When cultivated for the fibre, the seed is often sown broadcast; but it is better to sow in drills, as the plants can be cultivated while young. They soon become large enough to keep down all weeds. From four to six pecks of seed to the acre is the usual quantity; but sometimes, when a fibre of unusual fineness is desired, two bushels are sown.

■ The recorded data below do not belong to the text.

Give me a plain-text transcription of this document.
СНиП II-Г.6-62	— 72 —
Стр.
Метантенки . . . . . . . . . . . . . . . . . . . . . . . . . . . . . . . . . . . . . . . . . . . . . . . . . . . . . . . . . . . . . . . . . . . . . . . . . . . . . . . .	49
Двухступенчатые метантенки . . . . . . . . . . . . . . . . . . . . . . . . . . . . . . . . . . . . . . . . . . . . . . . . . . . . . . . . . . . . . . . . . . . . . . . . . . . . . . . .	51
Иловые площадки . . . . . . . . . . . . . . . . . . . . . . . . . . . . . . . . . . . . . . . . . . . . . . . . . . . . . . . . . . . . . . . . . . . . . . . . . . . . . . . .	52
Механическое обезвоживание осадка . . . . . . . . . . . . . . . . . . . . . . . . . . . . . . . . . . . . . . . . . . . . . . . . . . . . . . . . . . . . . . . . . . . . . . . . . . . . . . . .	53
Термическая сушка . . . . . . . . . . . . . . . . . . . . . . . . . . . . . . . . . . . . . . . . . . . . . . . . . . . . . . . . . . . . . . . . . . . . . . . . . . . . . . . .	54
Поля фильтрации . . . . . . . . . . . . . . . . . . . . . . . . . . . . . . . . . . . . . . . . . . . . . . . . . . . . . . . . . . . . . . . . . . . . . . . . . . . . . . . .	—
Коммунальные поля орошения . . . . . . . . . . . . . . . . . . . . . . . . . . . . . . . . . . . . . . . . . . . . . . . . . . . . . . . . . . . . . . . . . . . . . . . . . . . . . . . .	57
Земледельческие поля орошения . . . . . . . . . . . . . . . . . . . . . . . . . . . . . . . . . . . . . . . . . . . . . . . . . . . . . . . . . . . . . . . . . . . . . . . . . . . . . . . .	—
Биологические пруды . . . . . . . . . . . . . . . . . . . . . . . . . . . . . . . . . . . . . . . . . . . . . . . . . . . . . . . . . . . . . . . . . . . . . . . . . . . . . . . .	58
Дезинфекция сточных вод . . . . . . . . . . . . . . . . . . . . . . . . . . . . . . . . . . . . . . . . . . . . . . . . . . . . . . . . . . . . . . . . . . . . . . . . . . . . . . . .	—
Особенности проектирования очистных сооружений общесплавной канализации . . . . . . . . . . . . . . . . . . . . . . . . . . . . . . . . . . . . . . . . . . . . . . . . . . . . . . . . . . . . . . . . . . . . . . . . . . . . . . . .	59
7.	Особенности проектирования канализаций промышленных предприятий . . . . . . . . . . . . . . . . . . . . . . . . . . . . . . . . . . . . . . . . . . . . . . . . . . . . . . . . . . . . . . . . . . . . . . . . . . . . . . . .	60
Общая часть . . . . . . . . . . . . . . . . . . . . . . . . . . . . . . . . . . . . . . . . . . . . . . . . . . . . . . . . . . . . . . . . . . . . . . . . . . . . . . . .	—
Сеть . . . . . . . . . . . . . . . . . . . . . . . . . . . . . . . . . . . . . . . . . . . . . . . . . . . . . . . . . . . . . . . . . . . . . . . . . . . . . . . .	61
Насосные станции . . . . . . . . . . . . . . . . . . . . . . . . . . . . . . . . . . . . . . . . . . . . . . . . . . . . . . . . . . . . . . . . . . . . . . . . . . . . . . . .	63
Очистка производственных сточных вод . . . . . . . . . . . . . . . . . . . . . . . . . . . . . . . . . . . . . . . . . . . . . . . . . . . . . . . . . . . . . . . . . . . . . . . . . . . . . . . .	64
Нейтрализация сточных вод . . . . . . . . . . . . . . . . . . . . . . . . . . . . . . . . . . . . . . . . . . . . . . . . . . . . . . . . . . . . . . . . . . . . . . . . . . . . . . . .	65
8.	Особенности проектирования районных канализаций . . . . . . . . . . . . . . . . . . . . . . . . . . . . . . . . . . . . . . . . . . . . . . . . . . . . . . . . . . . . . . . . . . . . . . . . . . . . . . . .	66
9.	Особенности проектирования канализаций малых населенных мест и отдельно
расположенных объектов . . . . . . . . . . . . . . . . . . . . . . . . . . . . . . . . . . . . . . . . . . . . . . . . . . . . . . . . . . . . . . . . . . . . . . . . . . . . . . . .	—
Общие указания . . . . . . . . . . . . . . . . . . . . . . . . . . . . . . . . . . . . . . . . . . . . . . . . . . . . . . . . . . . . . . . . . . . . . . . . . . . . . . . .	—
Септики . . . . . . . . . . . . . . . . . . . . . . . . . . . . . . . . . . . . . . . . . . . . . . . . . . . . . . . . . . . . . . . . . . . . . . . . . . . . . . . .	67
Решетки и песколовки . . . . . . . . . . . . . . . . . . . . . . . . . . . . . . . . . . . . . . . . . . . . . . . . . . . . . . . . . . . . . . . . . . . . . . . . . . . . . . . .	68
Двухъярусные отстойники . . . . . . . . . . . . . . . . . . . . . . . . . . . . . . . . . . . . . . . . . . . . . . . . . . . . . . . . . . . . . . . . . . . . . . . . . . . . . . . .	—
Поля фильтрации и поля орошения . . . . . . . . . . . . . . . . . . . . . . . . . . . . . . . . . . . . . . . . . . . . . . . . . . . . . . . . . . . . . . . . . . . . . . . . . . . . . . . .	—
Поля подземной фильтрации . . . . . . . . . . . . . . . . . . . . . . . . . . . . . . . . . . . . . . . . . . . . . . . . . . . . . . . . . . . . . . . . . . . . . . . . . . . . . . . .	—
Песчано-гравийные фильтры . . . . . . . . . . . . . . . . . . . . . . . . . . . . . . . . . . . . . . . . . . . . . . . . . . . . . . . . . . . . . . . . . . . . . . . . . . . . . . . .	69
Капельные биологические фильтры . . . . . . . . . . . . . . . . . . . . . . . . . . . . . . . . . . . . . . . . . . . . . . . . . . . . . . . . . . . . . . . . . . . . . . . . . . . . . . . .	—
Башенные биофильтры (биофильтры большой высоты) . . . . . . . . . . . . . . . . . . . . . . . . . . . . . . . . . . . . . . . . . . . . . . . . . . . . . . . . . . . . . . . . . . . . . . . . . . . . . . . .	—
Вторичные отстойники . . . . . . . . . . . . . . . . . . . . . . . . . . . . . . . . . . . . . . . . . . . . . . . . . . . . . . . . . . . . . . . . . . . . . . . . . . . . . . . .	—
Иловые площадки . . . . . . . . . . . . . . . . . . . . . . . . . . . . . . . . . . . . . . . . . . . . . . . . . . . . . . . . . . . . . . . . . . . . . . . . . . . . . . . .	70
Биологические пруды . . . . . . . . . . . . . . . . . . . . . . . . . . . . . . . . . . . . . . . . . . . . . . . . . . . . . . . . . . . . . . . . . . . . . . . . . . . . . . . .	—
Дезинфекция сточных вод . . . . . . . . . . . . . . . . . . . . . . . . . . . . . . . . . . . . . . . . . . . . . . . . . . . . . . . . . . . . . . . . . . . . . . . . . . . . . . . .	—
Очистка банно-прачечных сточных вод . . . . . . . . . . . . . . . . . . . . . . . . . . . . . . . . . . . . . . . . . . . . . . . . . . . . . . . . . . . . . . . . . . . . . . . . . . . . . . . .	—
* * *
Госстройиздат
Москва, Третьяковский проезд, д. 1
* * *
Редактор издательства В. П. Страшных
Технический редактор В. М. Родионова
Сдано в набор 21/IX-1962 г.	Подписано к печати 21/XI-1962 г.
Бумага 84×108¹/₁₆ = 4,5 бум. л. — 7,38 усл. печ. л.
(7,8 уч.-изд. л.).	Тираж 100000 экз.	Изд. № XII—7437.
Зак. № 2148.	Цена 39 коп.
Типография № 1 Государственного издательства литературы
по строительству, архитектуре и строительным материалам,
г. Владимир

In raising Hemp-seed, the land is well manured, and the seed planted in hills three and a half feet apart each way, sowing a dozen or more seeds to the hill. The crop is cultivated with plow and hoes, the same as corn. At the first hoeing the number of plants is reduced to six in each hill, and at the last working, when the plants are about 18 inches high, they are thinned again, leaving only three in the hill. The hemp has staminate and pistillate, or male and female flowers, in different plants. One staminate plant, or "blossom plant," as the planters term it, produces sufficient pollen to fertilize several pistillate or "seed plants." As there is an excess of these, a share is pulled as soon as they can be distinguished. The difference in appearance between the two sexes is seen in figure 1. The pistillate flowers are in dense leafy clusters, while the staminate are in open panicles. These are more distinctly shown in figure 2. The usual method is to cut out all the staminate plants save one in every other hill in each alternate row. After those allowed to remain have shed their pollen, which may be known by their ceasing to yield a dust when shaken, they are to be pulled. When a share of the seeds are ripe, the plants may be cut or pulled, tied in convenient bundles, and placed in stooks until all are ripe, when they are threshed out with a flail. It is best to use a barn-sheet or other cloth upon which to lay the bundles while threshing. Hemp-seed contains about one-fifth of its weight of oil; the chief consumption of the seed, aside from that used for planting, is as a food for cage birds.